L‘Italia ha emanato un provvedimento che, sebbene eticamente discutibile, è finalmente pragmatico: permettere agli stranieri di soggiornare in Italia pagando una tassazione forfettaria sui proventi esteri pari a 100 mila euro annui facendo concorrenza ad altri paesi. Nulla di nuovo: chi vive all’estero sa bene che leggi simili sono presenti in Svizzera, Regno Unito e più recentemente in Portogallo. La debolezza strutturale di tale italico provvedimento sta invece nella mancanza di strategia: infatti i paesi che hanno adottato provvedimenti simili contemporaneamente hanno creato il viatico per le aziende straniere a insediarsi – e quindi pagare tasse – nei propri territori.
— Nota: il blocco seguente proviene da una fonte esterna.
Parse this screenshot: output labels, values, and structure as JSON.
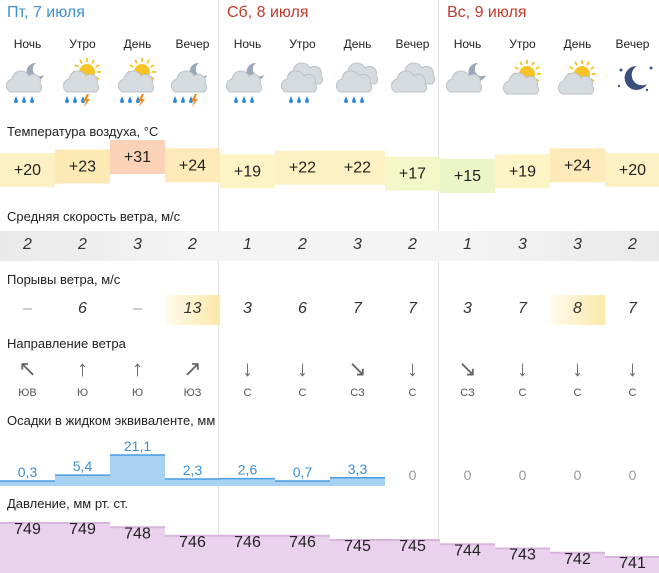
{
  "days": [
    {
      "title": "Пт, 7 июля",
      "color": "#3d8fd1"
    },
    {
      "title": "Сб, 8 июля",
      "color": "#c0392b"
    },
    {
      "title": "Вс, 9 июля",
      "color": "#c0392b"
    }
  ],
  "periods": [
    "Ночь",
    "Утро",
    "День",
    "Вечер",
    "Ночь",
    "Утро",
    "День",
    "Вечер",
    "Ночь",
    "Утро",
    "День",
    "Вечер"
  ],
  "icons": [
    "moon-cloud-rain-icon",
    "sun-cloud-thunder-icon",
    "sun-cloud-thunder-icon",
    "moon-cloud-thunder-icon",
    "moon-cloud-rain-icon",
    "cloud-rain-icon",
    "cloud-rain-icon",
    "cloud-icon",
    "moon-cloud-icon",
    "sun-cloud-icon",
    "sun-cloud-icon",
    "moon-stars-icon"
  ],
  "labels": {
    "temp": "Температура воздуха, °С",
    "wind": "Средняя скорость ветра, м/с",
    "gust": "Порывы ветра, м/с",
    "dir": "Направление ветра",
    "prec": "Осадки в жидком эквиваленте, мм",
    "press": "Давление, мм рт. ст."
  },
  "temperature": [
    "+20",
    "+23",
    "+31",
    "+24",
    "+19",
    "+22",
    "+22",
    "+17",
    "+15",
    "+19",
    "+24",
    "+20"
  ],
  "temperature_values": [
    20,
    23,
    31,
    24,
    19,
    22,
    22,
    17,
    15,
    19,
    24,
    20
  ],
  "temperature_colors": [
    "#fdf1c4",
    "#fde9b3",
    "#fbd2b8",
    "#fdeab8",
    "#fdf4c6",
    "#fdf1c4",
    "#fdf1c4",
    "#f3f6c6",
    "#eaf6c8",
    "#fdf4c6",
    "#fdeab8",
    "#fdf1c4"
  ],
  "wind_speed": [
    "2",
    "2",
    "3",
    "2",
    "1",
    "2",
    "3",
    "2",
    "1",
    "3",
    "3",
    "2"
  ],
  "wind_gusts": [
    "–",
    "6",
    "–",
    "13",
    "3",
    "6",
    "7",
    "7",
    "3",
    "7",
    "8",
    "7"
  ],
  "wind_gust_colors": [
    "#ffffff",
    "#ffffff",
    "#ffffff",
    "#fbe8a8",
    "#ffffff",
    "#ffffff",
    "#ffffff",
    "#ffffff",
    "#ffffff",
    "#ffffff",
    "#fbe8a8",
    "#ffffff"
  ],
  "wind_direction_arrows": [
    "↖",
    "↑",
    "↑",
    "↗",
    "↓",
    "↓",
    "↘",
    "↓",
    "↘",
    "↓",
    "↓",
    "↓"
  ],
  "wind_direction": [
    "ЮВ",
    "Ю",
    "Ю",
    "ЮЗ",
    "С",
    "С",
    "СЗ",
    "С",
    "СЗ",
    "С",
    "С",
    "С"
  ],
  "precipitation": [
    "0,3",
    "5,4",
    "21,1",
    "2,3",
    "2,6",
    "0,7",
    "3,3",
    "0",
    "0",
    "0",
    "0",
    "0"
  ],
  "precipitation_values": [
    0.3,
    5.4,
    21.1,
    2.3,
    2.6,
    0.7,
    3.3,
    0,
    0,
    0,
    0,
    0
  ],
  "pressure": [
    "749",
    "749",
    "748",
    "746",
    "746",
    "746",
    "745",
    "745",
    "744",
    "743",
    "742",
    "741"
  ],
  "pressure_values": [
    749,
    749,
    748,
    746,
    746,
    746,
    745,
    745,
    744,
    743,
    742,
    741
  ],
  "colors": {
    "precip_text": "#3d8fd1",
    "precip_zero": "#999999",
    "precip_fill": "#a7d2f2",
    "pressure_fill": "#ead2ee",
    "pressure_line": "#d7b5dc",
    "band": "#ededed"
  }
}
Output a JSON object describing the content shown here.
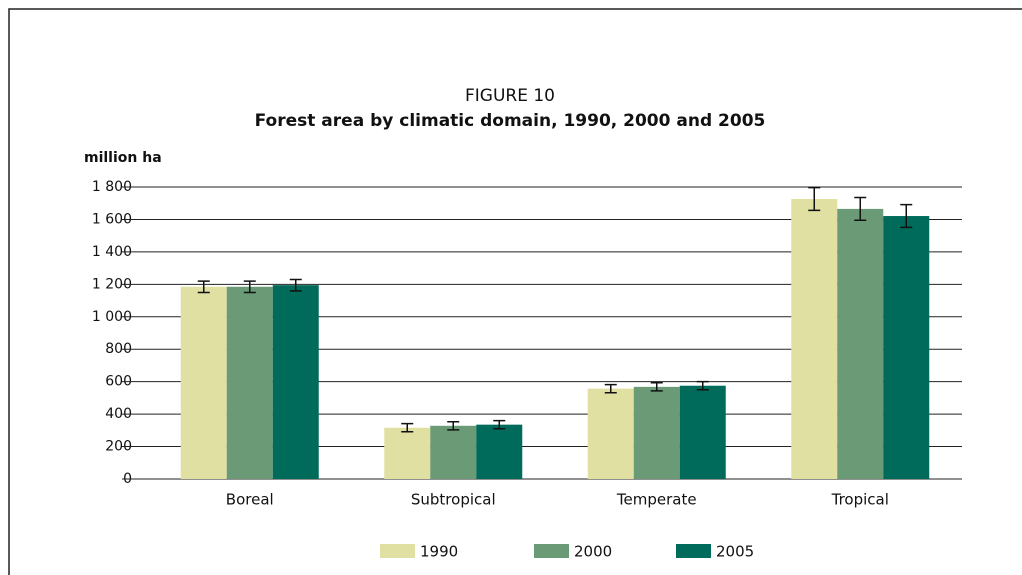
{
  "chart_data": {
    "type": "bar",
    "title": "FIGURE 10",
    "subtitle": "Forest area by climatic domain, 1990, 2000 and 2005",
    "y_label": "million ha",
    "categories": [
      "Boreal",
      "Subtropical",
      "Temperate",
      "Tropical"
    ],
    "series": [
      {
        "name": "1990",
        "color": "#e0e0a2",
        "values": [
          1185,
          316,
          557,
          1726
        ],
        "errors": [
          35,
          25,
          25,
          70
        ]
      },
      {
        "name": "2000",
        "color": "#6b9b76",
        "values": [
          1185,
          328,
          568,
          1665
        ],
        "errors": [
          35,
          25,
          25,
          70
        ]
      },
      {
        "name": "2005",
        "color": "#006b5b",
        "values": [
          1195,
          335,
          575,
          1621
        ],
        "errors": [
          35,
          25,
          25,
          70
        ]
      }
    ],
    "ylim": [
      0,
      1800
    ],
    "yticks": [
      0,
      200,
      400,
      600,
      800,
      {
        "value": 1000,
        "label": "1 000"
      },
      {
        "value": 1200,
        "label": "1 200"
      },
      {
        "value": 1400,
        "label": "1 400"
      },
      {
        "value": 1600,
        "label": "1 600"
      },
      {
        "value": 1800,
        "label": "1 800"
      }
    ],
    "grid": true,
    "legend": "bottom"
  }
}
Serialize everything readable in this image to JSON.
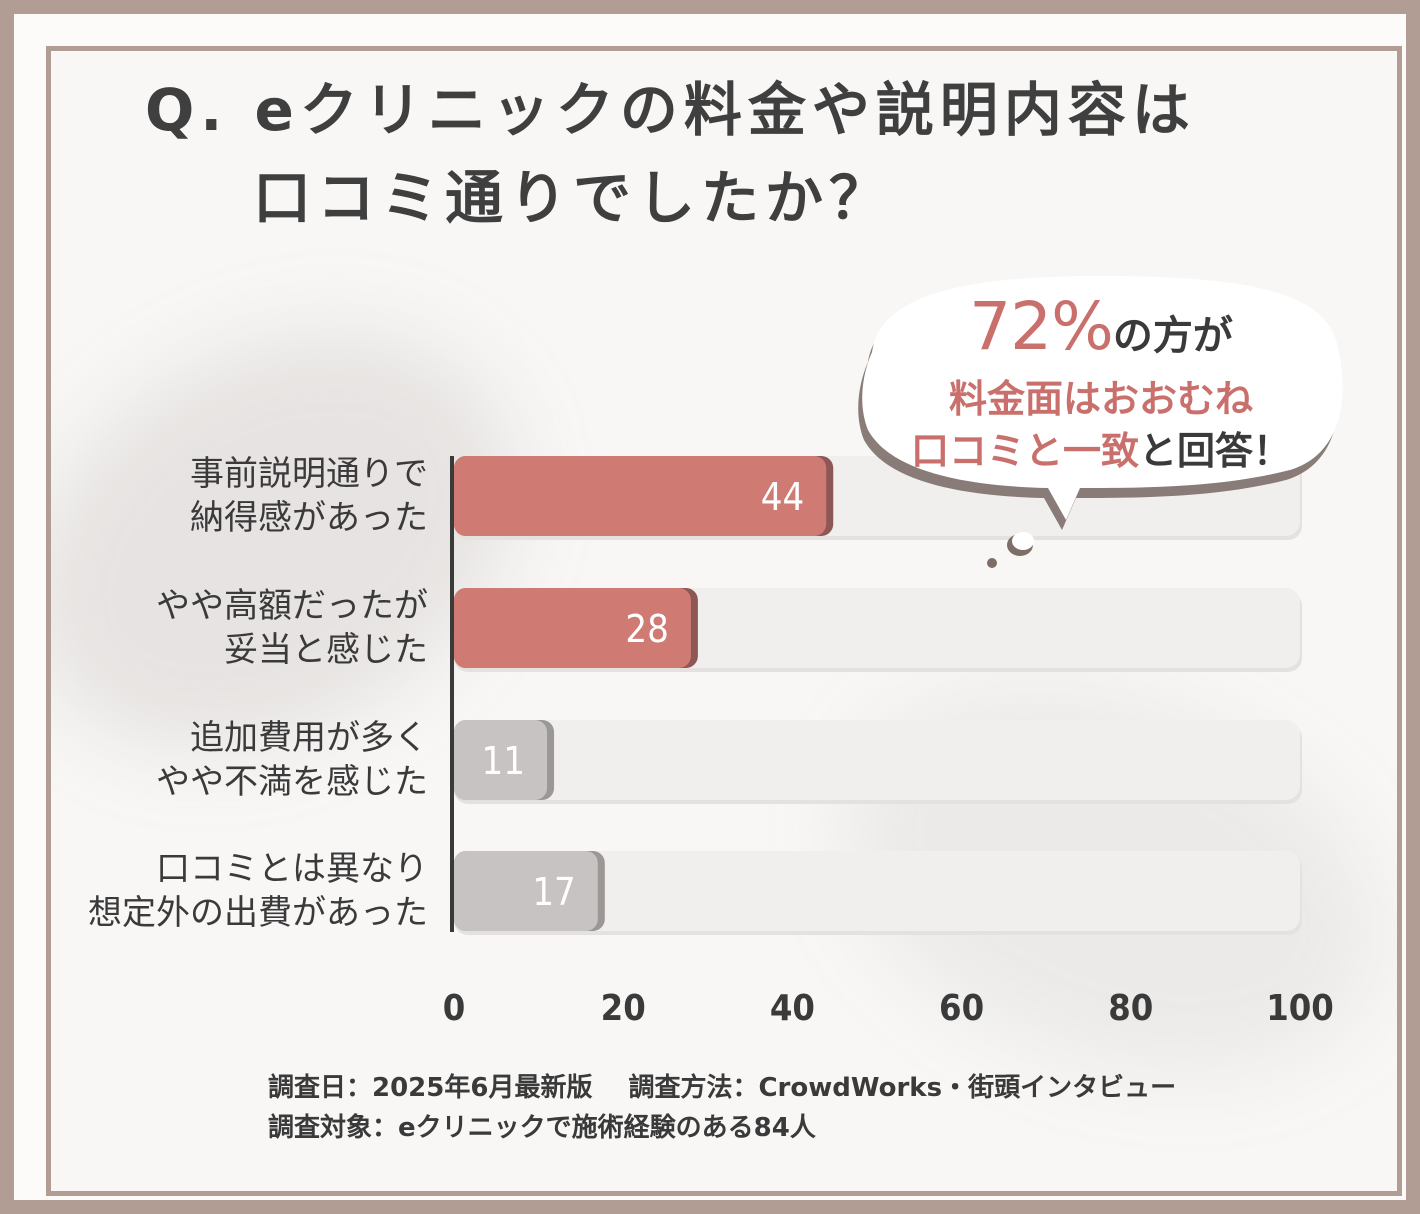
{
  "title": {
    "line1": "Q. eクリニックの料金や説明内容は",
    "line2": "口コミ通りでしたか？"
  },
  "callout": {
    "percent": "72%",
    "line1_rest": "の方が",
    "line2": "料金面はおおむね",
    "line3_red": "口コミと一致",
    "line3_rest": "と回答！"
  },
  "chart_data": {
    "type": "bar",
    "orientation": "horizontal",
    "categories": [
      [
        "事前説明通りで",
        "納得感があった"
      ],
      [
        "やや高額だったが",
        "妥当と感じた"
      ],
      [
        "追加費用が多く",
        "やや不満を感じた"
      ],
      [
        "口コミとは異なり",
        "想定外の出費があった"
      ]
    ],
    "values": [
      44,
      28,
      11,
      17
    ],
    "value_labels": [
      "44",
      "28",
      "11",
      "17"
    ],
    "xlim": [
      0,
      100
    ],
    "xticks": [
      "0",
      "20",
      "40",
      "60",
      "80",
      "100"
    ],
    "highlight": [
      true,
      true,
      false,
      false
    ],
    "colors": {
      "highlight": "#d07a74",
      "normal": "#c6c3c2",
      "track": "#f1efee",
      "axis": "#3a3a3a"
    },
    "grid": false,
    "legend": "none"
  },
  "footer": {
    "date": "調査日：2025年6月最新版",
    "method": "調査方法：CrowdWorks・街頭インタビュー",
    "target": "調査対象：eクリニックで施術経験のある84人"
  }
}
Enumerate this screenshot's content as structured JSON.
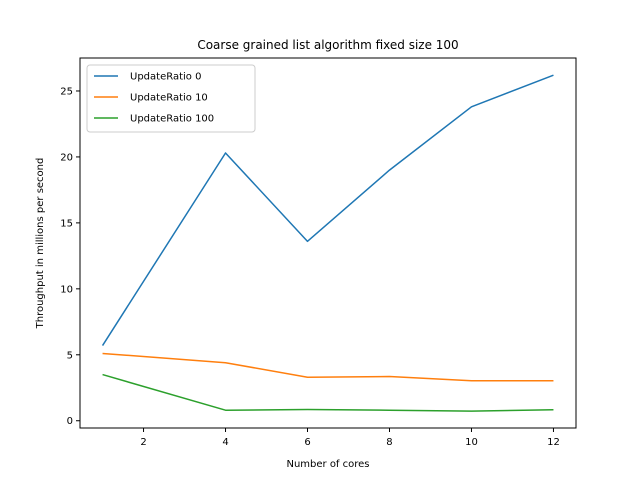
{
  "chart_data": {
    "type": "line",
    "title": "Coarse grained list algorithm fixed size 100",
    "xlabel": "Number of cores",
    "ylabel": "Throughput in millions per second",
    "x": [
      1,
      4,
      6,
      8,
      10,
      12
    ],
    "xlim": [
      0.45,
      12.55
    ],
    "ylim": [
      -0.55,
      27.5
    ],
    "xticks": [
      "2",
      "4",
      "6",
      "8",
      "10",
      "12"
    ],
    "yticks": [
      "0",
      "5",
      "10",
      "15",
      "20",
      "25"
    ],
    "grid": false,
    "legend_position": "upper left",
    "series": [
      {
        "name": "UpdateRatio 0",
        "color": "#1f77b4",
        "values": [
          5.7,
          20.3,
          13.6,
          19.0,
          23.8,
          26.2
        ]
      },
      {
        "name": "UpdateRatio 10",
        "color": "#ff7f0e",
        "values": [
          5.1,
          4.4,
          3.3,
          3.35,
          3.03,
          3.03
        ]
      },
      {
        "name": "UpdateRatio 100",
        "color": "#2ca02c",
        "values": [
          3.5,
          0.8,
          0.85,
          0.8,
          0.73,
          0.83
        ]
      }
    ]
  }
}
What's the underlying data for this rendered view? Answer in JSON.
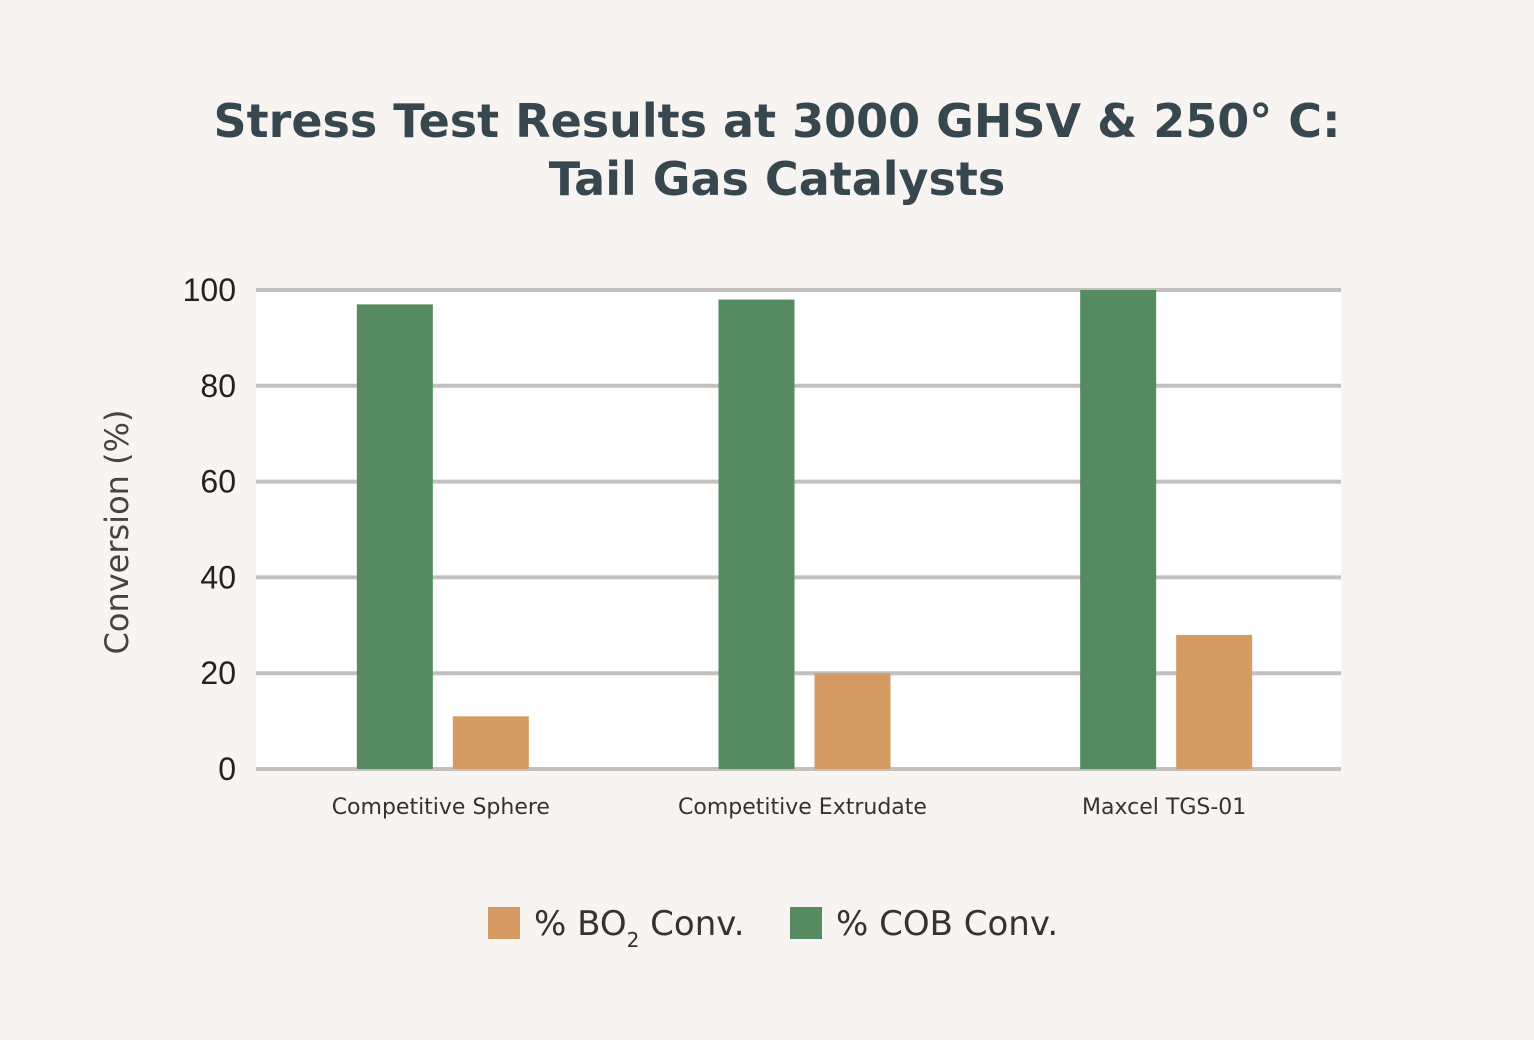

L’Italia no, permette solo ai Paperoni-persone fisiche, di soggiornare in Italia pagando una tassa fissa relativa alle attività estere e non alle persone giuridiche/aziende. Così sono in molti a ritenere che questo sia un provvedimento su misura per poter far rientrare in Italia il detentore della tessera numero 1 del PD, Carlo Debenedetti.
Un fatto mi ha innervosito relativamente al nuovo provvedimento italico sui Paperoni/persone fisiche: l’unico paese a lamentarsi è stata la Germania. Pubblicamente, con un articolo sul Welt am Sonntag a cui seguiranno denunce europee. Quindi, mi sono detto, perché proprio la Germania? Ha paura di perdere gettito? Direi di no, la ricchezza tedesca è soprattutto aziendale, Berlino si dovrebbe preoccupare di un provvedimento che permettesse sconti fiscali a chi si insedia produttivamente in Italia.
La conclusione è semplice: il provvedimento italiano coglie nel segno ferendo gli interessi quanto meno dei paesi satelliti di Berlino, in ogni caso la Germania teme l’Italia e non vuole che si riprenda. Sì, l’austerità, come sostengo da anni, serve solo a coloro che vogliono indebolire i periferici, probabilmente per conquistarli economicamente in un secondo tempo, come successo per la Grecia. Oggi questa inattesa – e anche impropria per molti versi – lamentela di Berlino sulla tassa sui Paperoni, tutto sommato un dettaglio nel mare magnum del debito nazionale, ci fa capire che non ci siamo andati lontani a “pensar male” in passato.
Appunto, come suggerito nelle scorse settimane, Roma dovrebbe emettere un provvedimento atto a sanare l’incongruità nella legge in oggetto tra persone fisiche e persone giuridiche, ad esempio fissando una flat tax per 10 anni al 12,5% (come l’Irlanda) anche per gli utili delle aziende italiane che rientrano dopo aver delocalizzato, permettendo parimenti di scaricare tutti i costi operativi integralmente se di provenienza italiana sempre per 10 anni (sui costi esteri si procederebbe invece ad attenta analisi).
In questo modo si permetterebbe al paese di recuperare gettito “pesante”, quello aziendale, incluso l’indotto fatto non solo dagli utili ma soprattutto da occupazione oltre che spese e investimenti in loco.
Chiaro, tale provvedimento sarebbe inviso all‘Europa e soprattutto a Lussemburgo e Olanda, meta principe delle aziende delocalizzate italiche (ma anche Germania). Da qui l’attesa levata di scudi dell’Ue interessata a rubare tassazione al vicini con leggi asimmetriche, fatto che comunque non dovrebbe cambiare di una virgola l’impostazione del provvedimento lato italiano (ne va dell’interesse e – perché no – della sicurezza nazionale).
Un piccolo appunto sulla Grecia e su come sia finita nell’inferno attuale: Atene è stata costretta a obbedire alla Troika e quindi ad affamare il paese con un mix di ricatti interni (la lista Lagarde depurata dai nomi dei politici/governanti che poi hanno implementato il rigore, vedasi inchiesta di Hotdoc) e soprattutto esterni, ossia la Grecia è stata bellamente minacciata di invasione dalla Turchia, quanto meno per le sue isole a est. E l’Ue – nelle more di un confronto anche duro, almeno ai tempi di Varoufakis – ha chiaramente negato la sua “protezione” in caso di sforamento dei parametri economici e di austerità. Così si spiega la discesa agli inferi dei colleghi ellenici. Peccato che Ankara sia alleata di Berlino da oltre un secolo, giocano assieme, non è un caso se ogni qual volta Atene alza la testa viene bastonata sia dalla Troika che – soprattutto – dalle minacce guerrafondaie turche.
Dovremmo ricordare che per l’Italia, con tutte le basi Usa sul suo territorio, le cose sono profondamente diverse. E forse per questo, per la grande amicizia che la lega a Washington, Roma è un grave percolo per le prospettive del benessere eurogermanico del III millennio.